Baltimoreans will soon have a chance to view enameled Russian silver that dates from the 17th to the early 20th centuries. Art collector Jean Montgomery Riddell bequeathed over 250 pieces to the Walters Art Museum. This generous gift came to the museum after she died last year at age 100.
Riddell was a noted art patron who, when she was young, studied under Thomas Hart Benton at the Art Students League in New York. After she married and moved to Washington DC she became active in the local arts scene. Riddell collected these pieces over 50 years, continuing a collection that her husband began before he died.
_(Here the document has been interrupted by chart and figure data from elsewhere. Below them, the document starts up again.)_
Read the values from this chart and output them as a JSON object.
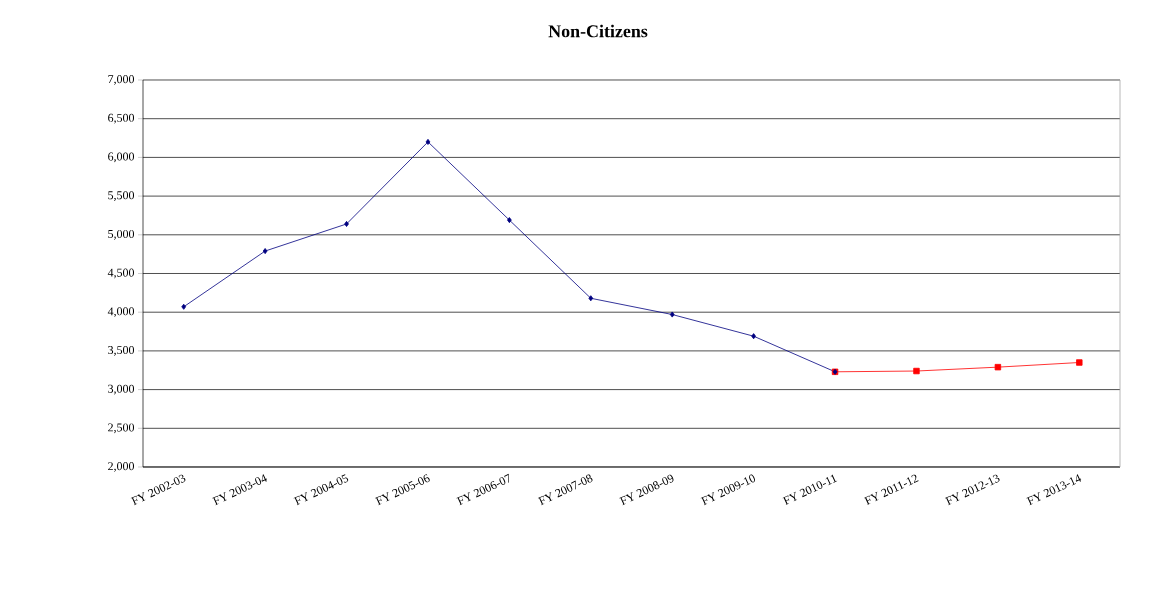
{
  "chart_data": {
    "type": "line",
    "title": "Non-Citizens",
    "categories": [
      "FY 2002-03",
      "FY 2003-04",
      "FY 2004-05",
      "FY 2005-06",
      "FY 2006-07",
      "FY 2007-08",
      "FY 2008-09",
      "FY 2009-10",
      "FY 2010-11",
      "FY 2011-12",
      "FY 2012-13",
      "FY 2013-14"
    ],
    "series": [
      {
        "color": "#ff0000",
        "marker": "square",
        "values": [
          null,
          null,
          null,
          null,
          null,
          null,
          null,
          null,
          3230,
          3240,
          3290,
          3350
        ]
      },
      {
        "color": "#000080",
        "marker": "diamond",
        "values": [
          4070,
          4790,
          5140,
          6200,
          5190,
          4180,
          3970,
          3690,
          3230,
          null,
          null,
          null
        ]
      }
    ],
    "ylim": [
      2000,
      7000
    ],
    "yticks": [
      {
        "value": 2000,
        "label": "2,000"
      },
      {
        "value": 2500,
        "label": "2,500"
      },
      {
        "value": 3000,
        "label": "3,000"
      },
      {
        "value": 3500,
        "label": "3,500"
      },
      {
        "value": 4000,
        "label": "4,000"
      },
      {
        "value": 4500,
        "label": "4,500"
      },
      {
        "value": 5000,
        "label": "5,000"
      },
      {
        "value": 5500,
        "label": "5,500"
      },
      {
        "value": 6000,
        "label": "6,000"
      },
      {
        "value": 6500,
        "label": "6,500"
      },
      {
        "value": 7000,
        "label": "7,000"
      }
    ],
    "grid": "y",
    "line_style": "solid"
  }
}
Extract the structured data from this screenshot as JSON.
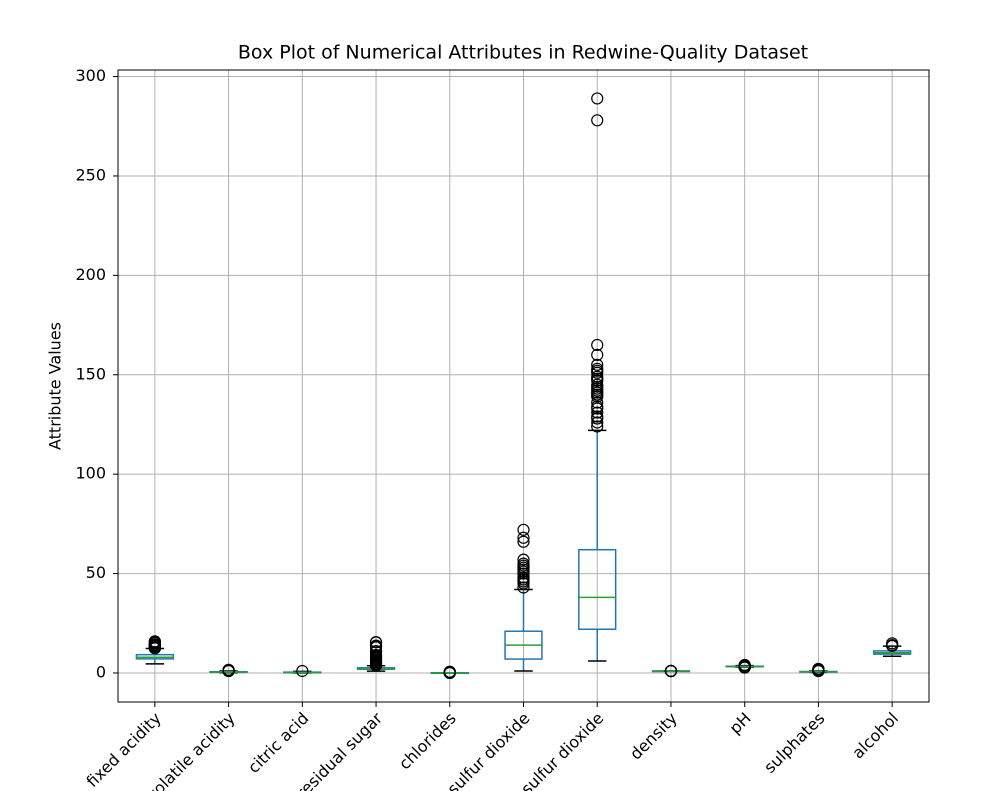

Many believe that Riddell had one of the best collections of Russian enameled art in America.
Most intriguing to some is that the collection included pieces made by the firm of Carl Fabregè, though none of the famous Fabregè eggs are included. There are a few enamels from the Fabregè studio in St. Petersburg, Russia. However, the collection contains many more works, about 30 or 40, from Fabregè in Moscow.
The Walters already owns two Fabregè Easter eggs. One is the Gatchina Palace Egg, which, when open, displays a tiny model of the Dowager Empress’s home near St. Petersburg. Another is the Rose Trellis egg, which is decorated with a vine and floral motif.
The Walters is planning a touring exhibition in 2015, which will feature pieces from this collection. But, you don’t have to wait to see the new works as the museum already has about 12 pieces on display for the public.